También es válido decir: A otro perro con ese hueso.

Unos no se dejarán echar los perros de los candidatos. Otros sí.

Un perro parece una realidad política pintada en el piso. Foto ODG

Los votantes ingenuos  miran a sus candidatos con la ternura del perro de la Víctor.
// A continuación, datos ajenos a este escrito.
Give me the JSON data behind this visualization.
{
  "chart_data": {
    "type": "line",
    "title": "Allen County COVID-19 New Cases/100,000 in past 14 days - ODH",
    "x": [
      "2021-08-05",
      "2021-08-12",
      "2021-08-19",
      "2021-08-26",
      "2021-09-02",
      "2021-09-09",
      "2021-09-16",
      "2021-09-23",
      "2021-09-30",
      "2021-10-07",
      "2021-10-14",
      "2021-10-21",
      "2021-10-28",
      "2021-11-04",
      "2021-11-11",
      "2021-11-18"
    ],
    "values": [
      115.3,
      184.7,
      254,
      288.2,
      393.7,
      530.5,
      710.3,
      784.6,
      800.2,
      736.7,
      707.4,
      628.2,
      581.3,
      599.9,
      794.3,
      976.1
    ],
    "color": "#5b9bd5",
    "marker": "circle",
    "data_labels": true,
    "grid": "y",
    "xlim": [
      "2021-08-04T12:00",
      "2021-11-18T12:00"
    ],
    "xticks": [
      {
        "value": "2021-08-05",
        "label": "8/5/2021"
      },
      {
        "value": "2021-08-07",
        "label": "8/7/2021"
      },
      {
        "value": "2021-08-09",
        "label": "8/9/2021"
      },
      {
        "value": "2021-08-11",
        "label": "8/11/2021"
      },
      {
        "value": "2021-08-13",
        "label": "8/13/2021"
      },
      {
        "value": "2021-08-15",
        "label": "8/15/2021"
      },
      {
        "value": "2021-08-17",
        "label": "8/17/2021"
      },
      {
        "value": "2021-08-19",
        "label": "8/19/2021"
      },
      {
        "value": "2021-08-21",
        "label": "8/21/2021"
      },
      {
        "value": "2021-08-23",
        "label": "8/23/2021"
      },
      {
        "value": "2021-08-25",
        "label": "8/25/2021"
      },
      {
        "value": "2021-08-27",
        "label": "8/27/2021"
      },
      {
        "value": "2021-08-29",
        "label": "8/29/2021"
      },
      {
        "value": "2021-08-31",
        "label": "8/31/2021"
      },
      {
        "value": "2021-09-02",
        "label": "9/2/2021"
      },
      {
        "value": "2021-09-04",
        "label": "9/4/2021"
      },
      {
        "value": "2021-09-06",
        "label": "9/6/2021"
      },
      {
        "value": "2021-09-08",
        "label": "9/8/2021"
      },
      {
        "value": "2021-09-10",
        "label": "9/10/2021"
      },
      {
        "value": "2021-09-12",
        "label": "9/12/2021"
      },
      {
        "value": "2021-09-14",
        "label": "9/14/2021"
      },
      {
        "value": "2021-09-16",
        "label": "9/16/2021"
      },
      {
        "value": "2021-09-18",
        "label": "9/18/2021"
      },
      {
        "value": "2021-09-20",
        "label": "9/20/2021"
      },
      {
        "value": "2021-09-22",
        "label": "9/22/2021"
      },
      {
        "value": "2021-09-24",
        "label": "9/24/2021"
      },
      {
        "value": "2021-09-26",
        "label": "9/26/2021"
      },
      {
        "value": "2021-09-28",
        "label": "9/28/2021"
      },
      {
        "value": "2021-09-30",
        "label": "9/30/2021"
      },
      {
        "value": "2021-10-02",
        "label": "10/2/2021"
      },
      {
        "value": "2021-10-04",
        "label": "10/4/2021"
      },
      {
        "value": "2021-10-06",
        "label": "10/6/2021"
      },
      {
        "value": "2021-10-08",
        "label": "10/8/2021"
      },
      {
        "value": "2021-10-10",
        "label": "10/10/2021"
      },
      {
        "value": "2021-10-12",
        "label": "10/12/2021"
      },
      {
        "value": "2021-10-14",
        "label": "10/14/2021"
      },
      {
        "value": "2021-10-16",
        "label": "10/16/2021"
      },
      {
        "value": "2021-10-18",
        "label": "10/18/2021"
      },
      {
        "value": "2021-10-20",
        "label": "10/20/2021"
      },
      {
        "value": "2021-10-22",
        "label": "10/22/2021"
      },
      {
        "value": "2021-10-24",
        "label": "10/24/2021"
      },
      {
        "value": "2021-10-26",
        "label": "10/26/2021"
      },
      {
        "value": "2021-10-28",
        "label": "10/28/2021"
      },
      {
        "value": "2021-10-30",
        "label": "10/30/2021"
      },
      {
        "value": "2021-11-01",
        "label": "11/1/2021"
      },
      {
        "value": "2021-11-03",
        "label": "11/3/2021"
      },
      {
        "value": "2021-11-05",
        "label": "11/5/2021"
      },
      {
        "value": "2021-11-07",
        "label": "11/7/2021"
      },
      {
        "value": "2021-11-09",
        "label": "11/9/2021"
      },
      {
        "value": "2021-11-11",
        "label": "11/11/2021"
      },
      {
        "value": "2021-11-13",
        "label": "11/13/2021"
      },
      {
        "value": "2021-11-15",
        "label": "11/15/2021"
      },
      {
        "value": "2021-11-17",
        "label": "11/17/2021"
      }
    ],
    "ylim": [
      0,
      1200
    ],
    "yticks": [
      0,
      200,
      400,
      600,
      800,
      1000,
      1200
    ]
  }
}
Cuanto perro y gato hay anda suelto nos ha tratado de ordeñar el votico. Votos hay que tienen mucho de sufragios.

No pocos van como perro de rico, seguros de la victoria. Y se quedaron sin pa’l  bus de regreso a casa.

El día de elecciones muchos harán perro, uno de los alias de la pereza.
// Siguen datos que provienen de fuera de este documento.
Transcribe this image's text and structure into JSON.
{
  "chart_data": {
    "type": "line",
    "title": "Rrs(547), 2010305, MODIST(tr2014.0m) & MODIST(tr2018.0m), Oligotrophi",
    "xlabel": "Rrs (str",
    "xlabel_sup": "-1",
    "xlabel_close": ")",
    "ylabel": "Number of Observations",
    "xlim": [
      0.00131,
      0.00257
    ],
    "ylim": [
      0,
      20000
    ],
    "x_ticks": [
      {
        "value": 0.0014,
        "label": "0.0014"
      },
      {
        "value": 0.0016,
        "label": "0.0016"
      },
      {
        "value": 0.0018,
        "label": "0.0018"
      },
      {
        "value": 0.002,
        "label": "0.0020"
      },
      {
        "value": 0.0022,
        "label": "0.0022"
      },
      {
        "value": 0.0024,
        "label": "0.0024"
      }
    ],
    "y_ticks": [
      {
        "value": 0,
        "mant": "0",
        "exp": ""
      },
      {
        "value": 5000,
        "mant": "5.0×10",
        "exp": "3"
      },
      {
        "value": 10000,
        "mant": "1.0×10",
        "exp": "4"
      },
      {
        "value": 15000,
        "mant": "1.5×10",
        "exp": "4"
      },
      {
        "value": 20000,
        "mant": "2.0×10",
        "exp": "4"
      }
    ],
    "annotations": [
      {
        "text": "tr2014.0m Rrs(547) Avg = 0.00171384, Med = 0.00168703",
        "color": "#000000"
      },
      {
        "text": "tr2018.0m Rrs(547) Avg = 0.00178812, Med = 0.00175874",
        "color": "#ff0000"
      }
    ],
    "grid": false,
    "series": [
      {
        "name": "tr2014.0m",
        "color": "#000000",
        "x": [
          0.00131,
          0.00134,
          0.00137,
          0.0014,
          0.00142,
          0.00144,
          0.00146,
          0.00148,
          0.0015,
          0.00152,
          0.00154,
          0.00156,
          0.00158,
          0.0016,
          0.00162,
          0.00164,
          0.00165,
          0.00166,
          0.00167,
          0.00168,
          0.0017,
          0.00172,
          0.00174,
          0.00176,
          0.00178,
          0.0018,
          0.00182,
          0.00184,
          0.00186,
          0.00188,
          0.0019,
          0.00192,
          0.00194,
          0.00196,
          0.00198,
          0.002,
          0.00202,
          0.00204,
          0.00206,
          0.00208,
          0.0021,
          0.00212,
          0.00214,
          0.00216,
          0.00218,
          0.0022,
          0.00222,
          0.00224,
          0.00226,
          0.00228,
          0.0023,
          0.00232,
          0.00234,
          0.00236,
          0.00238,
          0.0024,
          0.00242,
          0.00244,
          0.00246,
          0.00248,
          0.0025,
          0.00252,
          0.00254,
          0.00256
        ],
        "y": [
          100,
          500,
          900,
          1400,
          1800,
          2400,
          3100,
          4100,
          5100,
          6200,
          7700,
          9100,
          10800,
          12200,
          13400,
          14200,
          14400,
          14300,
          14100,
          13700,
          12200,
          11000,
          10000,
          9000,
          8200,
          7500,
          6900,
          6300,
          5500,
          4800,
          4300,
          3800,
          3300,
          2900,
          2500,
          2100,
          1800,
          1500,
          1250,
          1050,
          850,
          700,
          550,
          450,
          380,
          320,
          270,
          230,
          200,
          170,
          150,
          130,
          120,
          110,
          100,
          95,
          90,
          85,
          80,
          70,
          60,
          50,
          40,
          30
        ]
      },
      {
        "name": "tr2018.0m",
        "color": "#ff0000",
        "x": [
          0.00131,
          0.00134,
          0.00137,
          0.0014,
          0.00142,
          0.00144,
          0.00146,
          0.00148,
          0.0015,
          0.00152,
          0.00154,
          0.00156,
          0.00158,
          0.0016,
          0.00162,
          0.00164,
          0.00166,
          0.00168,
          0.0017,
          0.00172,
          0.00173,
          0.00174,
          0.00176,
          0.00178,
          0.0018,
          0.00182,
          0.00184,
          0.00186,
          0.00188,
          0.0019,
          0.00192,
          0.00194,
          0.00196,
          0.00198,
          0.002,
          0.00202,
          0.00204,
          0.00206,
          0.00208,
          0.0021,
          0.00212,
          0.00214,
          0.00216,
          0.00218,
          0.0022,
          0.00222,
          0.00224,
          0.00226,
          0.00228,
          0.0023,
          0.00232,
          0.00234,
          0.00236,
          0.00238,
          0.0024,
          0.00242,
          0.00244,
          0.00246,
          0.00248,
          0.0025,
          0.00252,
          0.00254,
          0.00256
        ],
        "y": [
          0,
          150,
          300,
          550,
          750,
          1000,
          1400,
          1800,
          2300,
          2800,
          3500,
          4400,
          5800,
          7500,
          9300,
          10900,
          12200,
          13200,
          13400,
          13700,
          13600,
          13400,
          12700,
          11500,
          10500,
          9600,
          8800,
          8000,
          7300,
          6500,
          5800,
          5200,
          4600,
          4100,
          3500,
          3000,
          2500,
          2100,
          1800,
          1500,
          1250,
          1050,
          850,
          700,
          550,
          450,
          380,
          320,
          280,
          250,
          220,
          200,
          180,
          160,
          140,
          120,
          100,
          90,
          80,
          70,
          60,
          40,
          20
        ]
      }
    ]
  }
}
¿A cuántos aspirantes no les va como a perro en misa?

Como la clase política ladra sentada, como los perros viejos,  seguirá en el poder.

Perros de toda boda en política somos aquellos que siempre votamos. Esta vez, volveré a votar en blanco, como el husky siberiano que pintó un artista urbano de lo efímero en la avenida Junín, de Medellín. Este husky durará hasta el siguiente aguacero. O hasta que el viento se le meta debajo del brazo y se lo lleve. (Un buen ladrón; me gustaría hacer lo mismo).
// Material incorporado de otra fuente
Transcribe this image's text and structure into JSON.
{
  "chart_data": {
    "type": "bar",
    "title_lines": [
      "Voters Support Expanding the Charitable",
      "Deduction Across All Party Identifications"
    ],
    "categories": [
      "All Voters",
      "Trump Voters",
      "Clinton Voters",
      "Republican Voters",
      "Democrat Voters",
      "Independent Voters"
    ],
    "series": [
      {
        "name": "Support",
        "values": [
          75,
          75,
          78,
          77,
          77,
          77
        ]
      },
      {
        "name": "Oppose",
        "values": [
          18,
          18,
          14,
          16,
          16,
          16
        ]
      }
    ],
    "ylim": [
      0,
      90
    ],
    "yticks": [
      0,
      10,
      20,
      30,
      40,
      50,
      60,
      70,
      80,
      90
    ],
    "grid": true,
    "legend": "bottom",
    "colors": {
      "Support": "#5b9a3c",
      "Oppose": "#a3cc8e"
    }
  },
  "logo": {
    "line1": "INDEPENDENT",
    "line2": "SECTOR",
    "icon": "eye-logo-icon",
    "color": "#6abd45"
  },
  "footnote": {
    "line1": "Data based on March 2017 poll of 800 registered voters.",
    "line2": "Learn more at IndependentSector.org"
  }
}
Como perro no come perro, no pocos se dedicarán a jugar parqués o pisingaña en la segunda vuelta.

De ciertos políticos bulliciosos se podrá decir que perro que ladra no muerde.

Terminadas las elecciones, podremos decir que muerto el perro se acabó la rabia.

Los días son del perro pero las noches son del gato, dijo alguna vez el expresidente López quien por esos días se mechoneaba con el expresidente Lleras buscando el fervor popular.

Muchos se las han dado de perros, o sea de vivos, a sabiendas de que poco tienen que ofrecer. Salvo la vanidad de haber aparecido en el tarjetón sin ton ni son.

Un político es la misma perra con distinta guasca.

Los hay que son más perros un gato de loza.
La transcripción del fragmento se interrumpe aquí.